Затем я увидел, как мы садимся в машину и мчим по улицам Лондона, все глубже и глубже погружаясь в городскую суету. За окном мелькали здания, фонари, прохожие, все они смешивались в калейдоскоп, оставаясь лишь неясными пятнами. И вот, машина остановилась около двухэтажного особняка, стоящего в тихом переулке. Рядом с домом уже ждала женщина лет пятидесяти на вид, с редкой проседью в волосах, которые были такого же рыжего оттенка, как у Гарриет. Это была Фло Бёттхер. Ее лицо я тоже не мог вспомнить, оно ускользало от меня, как песок сквозь пальцы. Но ощущения, которые она вызывала, были очень сильными, резкими. Интуиция подсказывала мне, что эта женщина та еще неискренняя, коварная особа, и нам придется ее терпеть, стиснув зубы.

Внутри особняка оказалось слишком чисто, неестественно стерильно, как в дорогом отеле. Персонал сновал туда-сюда, как муравьи в муравейнике. Идешь - они за тобой подметают, садишься - протирают за тобой стулья. Все это навязчивое внимание, эта чрезмерная опрятность заставляли чувствовать себя ущербным, больным, словно чахоточным. Я чувствовал себя неловко, как будто был грязным пятном на идеально выбеленной скатерти, словно я не достоин этого дома, не достоин этого внимания. Все это вызывало лишь раздражение и неприязнь.

Фло, словно заведенная кукла, начала изливать свои речи, распыляясь о том, как несчастна была ее бедняжка Гарриет, росшая без материнской ласки. Она, с напускным сочувствием, рассказывала, как та не видела никогда хорошего общества, и с показной решимостью грозилась, что ее любимая племянница будет блистать на самых лучших, самых изысканных викторианских вечерах. Ее слова звучали фальшиво, приторно, словно патока, которой пытаются замазать дыры. Моего мнения, естественно, никто не спрашивал, да и не собирался спрашивать. Я был лишь приложением к Гарриет, ее блеклой тенью. "Жена", как я ее мысленно называл, лишь мельком взглянула на меня, с какой-то непонятной, ускользающей эмоцией, после чего покорно согласилась со всем, что вещала тетка. Ее покорность меня раздражала.

Уже перед сном, в уединении комнаты, я задал ей вопрос, который не давал мне покоя, собирается ли она продолжать помогать мне с устранением Юзефа. Она замялась, мямлила что-то невнятное, как провинившаяся гимназистка.
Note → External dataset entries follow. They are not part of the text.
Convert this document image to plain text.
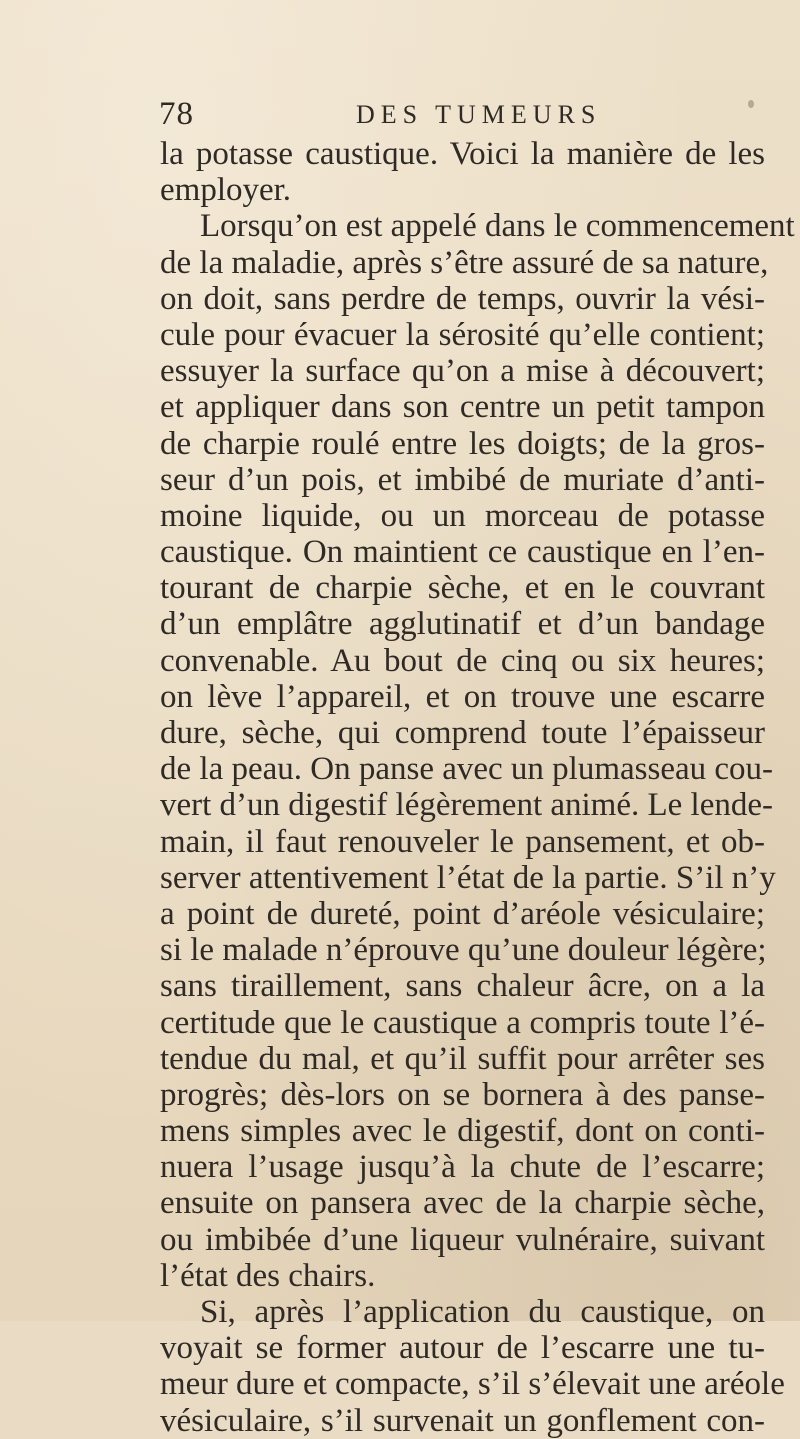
78	DES TUMEURS
la potasse caustique. Voici la manière de les
employer.
Lorsqu’on est appelé dans le commencement
de la maladie, après s’être assuré de sa nature,
on doit, sans perdre de temps, ouvrir la vési-
cule pour évacuer la sérosité qu’elle contient;
essuyer la surface qu’on a mise à découvert;
et appliquer dans son centre un petit tampon
de charpie roulé entre les doigts; de la gros-
seur d’un pois, et imbibé de muriate d’anti-
moine liquide, ou un morceau de potasse
caustique. On maintient ce caustique en l’en-
tourant de charpie sèche, et en le couvrant
d’un emplâtre agglutinatif et d’un bandage
convenable. Au bout de cinq ou six heures;
on lève l’appareil, et on trouve une escarre
dure, sèche, qui comprend toute l’épaisseur
de la peau. On panse avec un plumasseau cou-
vert d’un digestif légèrement animé. Le lende-
main, il faut renouveler le pansement, et ob-
server attentivement l’état de la partie. S’il n’y
a point de dureté, point d’aréole vésiculaire;
si le malade n’éprouve qu’une douleur légère;
sans tiraillement, sans chaleur âcre, on a la
certitude que le caustique a compris toute l’é-
tendue du mal, et qu’il suffit pour arrêter ses
progrès; dès-lors on se bornera à des panse-
mens simples avec le digestif, dont on conti-
nuera l’usage jusqu’à la chute de l’escarre;
ensuite on pansera avec de la charpie sèche,
ou imbibée d’une liqueur vulnéraire, suivant
l’état des chairs.
Si, après l’application du caustique, on
voyait se former autour de l’escarre une tu-
meur dure et compacte, s’il s’élevait une aréole
vésiculaire, s’il survenait un gonflement con-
Я давил на нее, применяя мерзкую манипуляцию, от которой самому становилось тошно. Говорил, что если она не будет помогать, то я просто исчезну из ее жизни, и все ее мечты и надежды рухнут, как карточный домик. Она, сломленная моим напором, вновь согласилась, как всегда, покорно, безропотно. Эта ее пассивность вызывала во мне смесь раздражения и жалости.

И снова какая-то неведомая сила заставила меня открыть глаза, вырвав из сна. Но меня снова встретила лишь непроницаемая, давящая темнота, которая, казалось, поглощала меня целиком. Я уперся ногами в жесткие доски, но тут же размяк, словно труп, который пролежал на жаре несколько дней. Все тело было слабым, немощным. Я понимал, что нужны силы, нужно собрать волю в кулак, чтобы выбить эту чертову доску, чтобы вырваться из этого ужаса. Но где их взять? Где взять силы на борьбу? Казалось, они утекли, оставив меня ни с чем, наедине со страхом и безнадежностью.

И снова, словно бегство от реальности, я погрузился в грёзы воспоминаний. Что еще оставалось делать в этом темном, тесном пространстве, кроме как цепляться за обрывки прошлого? Они были единственным, что не позволяло мне окончательно сойти с ума, единственным, что связывало меня с жизнью.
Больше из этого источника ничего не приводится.